Field of the Invention
[0001] This invention relates to new photographic recording materials and to a process of
redox amplification inwhich they are used.
Background of the Invention
[0002] Redox amplification processes have been described, for example in British Specifications
Nos. 1,268,126; 1,399,481; 1,403,418; and 1,560,572. In such processes colour materials
are developed to produce a silver image(which may contain only small amounts of silver)
and treated with a redox amplifying solution (or a combined developer/amplifier) to
form a dye image.
[0003] The developer-amplifier solution contains a colour developing agent and an oxidising
agent which will oxidise the colour developing agent in the presence of the silver
image which acts as a catalyst.
[0004] Oxidised colour developer reacts with a colour coupler to form the dye image. The
amount of dye formed depends on the time of treatment or the availability of the colour
coupler and is less dependent on the amount of silver in the image than is the case
in conventional colour development processes.
[0005] Examples of suitable oxidising agents include peroxy compounds including hydrogen
peroxide and compounds which provide hydrogen peroxide, e.g. addition compounds of
hydrogen peroxide such as perborates and addition compounds of hydrogen peroxide with
urea.
[0006] Other oxidizing agents include cobalt (III) complexes including cobalt hexammine
complexes; and periodates. Mixtures of such compounds can also be used.
[0007] In colour photography development (whether redox or conventional) it is necessary
at an appropriate stage to remove the silver image, which, if left behind, would darken
the dye image. Also it is necessary to remove unused silver halide because it darkens
on exposure to light.
[0008] To remove the silver it has been previously proposed to convert it to silver halide
with a suitable oxidising agent known in the art as a bleach such as potassium ferricyanide
or ferric iron complexed with ethylene diamine tetraacetic acid acting in the presence
of potassium bromide. The two steps may be combined using a solution called a beach-fix
or blix.
[0009] In the case of a bleach-fix employed after redox amplification the solution only
needs small amounts of iron(III) and thiosulphate because they have only small amounts
of silver to remove.
Problem to be solved by the Invention
[0010] It has been reported previously that when a bleach-fix step in which ferric iron
is the oxidising agent immediately follows redox development that dye formation continues
in some layers. This is probably caused by a catalytic action of the iron in the bleach
fix. This continued dye formation results in a staining of the image.

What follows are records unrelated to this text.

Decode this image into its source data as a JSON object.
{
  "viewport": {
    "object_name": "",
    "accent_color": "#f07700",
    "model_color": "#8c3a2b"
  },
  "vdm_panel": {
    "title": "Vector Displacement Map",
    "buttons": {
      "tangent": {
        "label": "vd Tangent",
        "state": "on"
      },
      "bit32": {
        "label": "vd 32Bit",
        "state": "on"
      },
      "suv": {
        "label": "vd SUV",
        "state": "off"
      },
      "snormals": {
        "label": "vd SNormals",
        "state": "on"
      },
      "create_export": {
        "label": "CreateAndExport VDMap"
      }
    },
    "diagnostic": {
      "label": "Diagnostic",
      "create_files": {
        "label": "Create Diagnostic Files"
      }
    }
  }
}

[0011] U.S. Patent 5,354,647 discloses a method by which the staining can be reduced or
eliminated by including a high concentration of sulphite in the bleach-fix solution.
However when the bleach-fix has become seasoned, particularly when low replenishment
rates are used the staining reappears and it has been previously proposed to include
a stop or stop fix between the developer/amplifier and the bleach-fix.
[0012] This has the disadvantage in making the processor larger and the overall process
time longer.
[0013] A solution to this problem has now been invented by the use in the photographic recording
material of dispersions of colour-forming couplers of relatively low activity which
permit a bleach-fix step to immediately follow the redox development step.
Summary of the Invention.
[0014] According to the present invention
a process for the the redox development of an imagewise exposed photographic recording
material containing a plurality of layers each containing a colour-forming coupler
comprises subjecting the imagewise exposed photographic recording material to development/amplification
in the presence of an oxidizing agent wherein the activity of the colour-forming couplers
is from 45 to 70% as measured by the citrazinic acid method herein described.
[0015] The process may include, after the development/amplification, the further step of
subjecting the photographic material to a bleach-fix step.
Advantageous Effect of the Invention
[0016] The new materials enable the bleach fix stage to immediately follow the redox development.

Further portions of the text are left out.